Но и эти три понятия были из окончательного текста сняты и заменены другими. Некоторые из них не требуют пояснений. Романтик в устах, например, Базарова было едва ли не бранным словом. Схематистика - нечто оторванное от жизни и уже по одному тому неприемлемое. Буржуазность была всем понятна: о ней много было сказано у Герцена в "С того берега" (1850).
Ригоризм, воплощенный в Рахметове, - это было нечто вроде его прозвища, - понятие более сложное. Словари определяют ригоризм как безусловную строгость "в исполнении должного по его убеждению" (Даль).

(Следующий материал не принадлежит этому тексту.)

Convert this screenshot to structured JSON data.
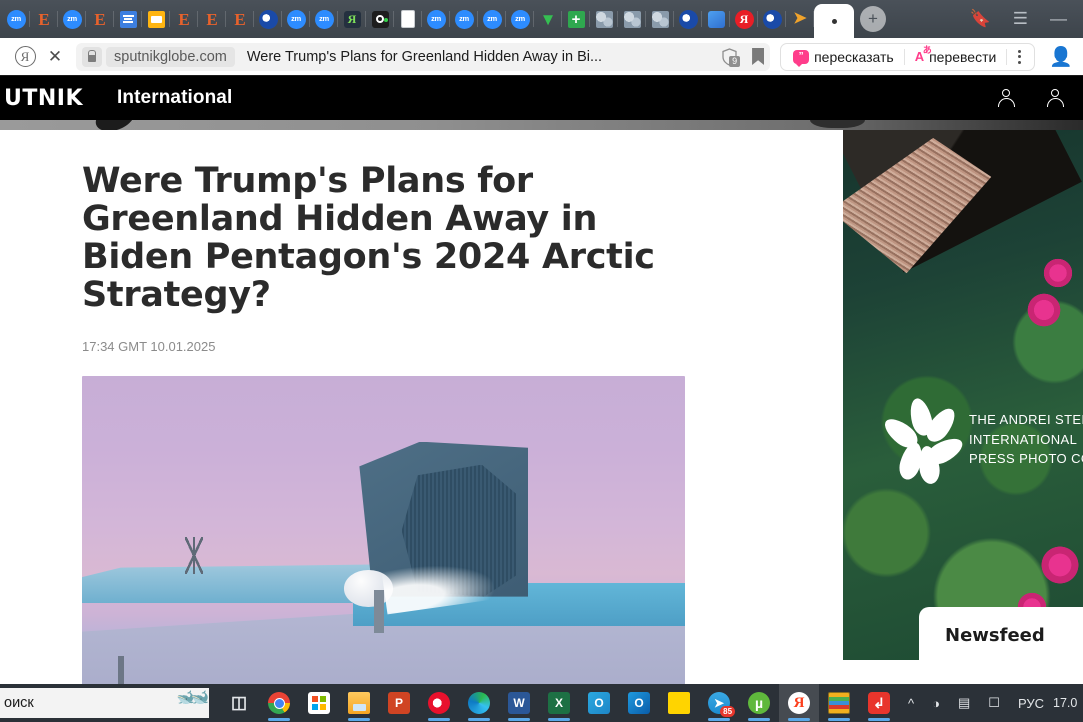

В этом и была для современников привлекательность ригоризма: на фоне Рудиных и Агариных требовательность к себе была положительным качеством. Но в жизни законченный ригоризм вызвал и некоторое небрежение. "Не следует увлекаться педантическим ригоризмом", - писал Писарев в "Цветах невинного юмора"; {Д. И. Писарев. Соч., т. П. М., 1955, стр. 360.} вот эта чрезмерность отождествлялась с педантизмом и могла вызывать неприязненное отношение. Нужна была законченная, величественная в своих конечных целях устремленность Рахметова, чтобы вызвать к ней уважение. Впрочем, ригоризм был обнаружен только у одного студента и подвергался относительно меньшим нападкам, чем другие идейные пороки эпохи.
Сложнее было отношение Чернышевского к Огюсту Конту. Он читал его впервые в 1846 г. Сначала Конт ему понравился, но вскоре он заподозрил, "не вздор ли все это" (I, 197). Впрочем, в статье "Июльская монархия" ("Современник", 1860, ЭЭ 1, 2, 5) Конт назван "одним из гениальнейших людей нашего времени" (VII, 166). А в письме к сыновьям из Вилюйска 27 апреля 1876 г. Конт подвергся решительному осуждению: "Есть другая школа, в которой гадкого нет почти ничего (если не считать глупостей ее основателя, отвергнутых его учениками), но которая очень смешна для меня. Это огюст-контизм" (XIV, 651). Далее следовала суровая критика Конта: в заключение он был назван "запоздалым выродком" "Критики чистого разума" Канта.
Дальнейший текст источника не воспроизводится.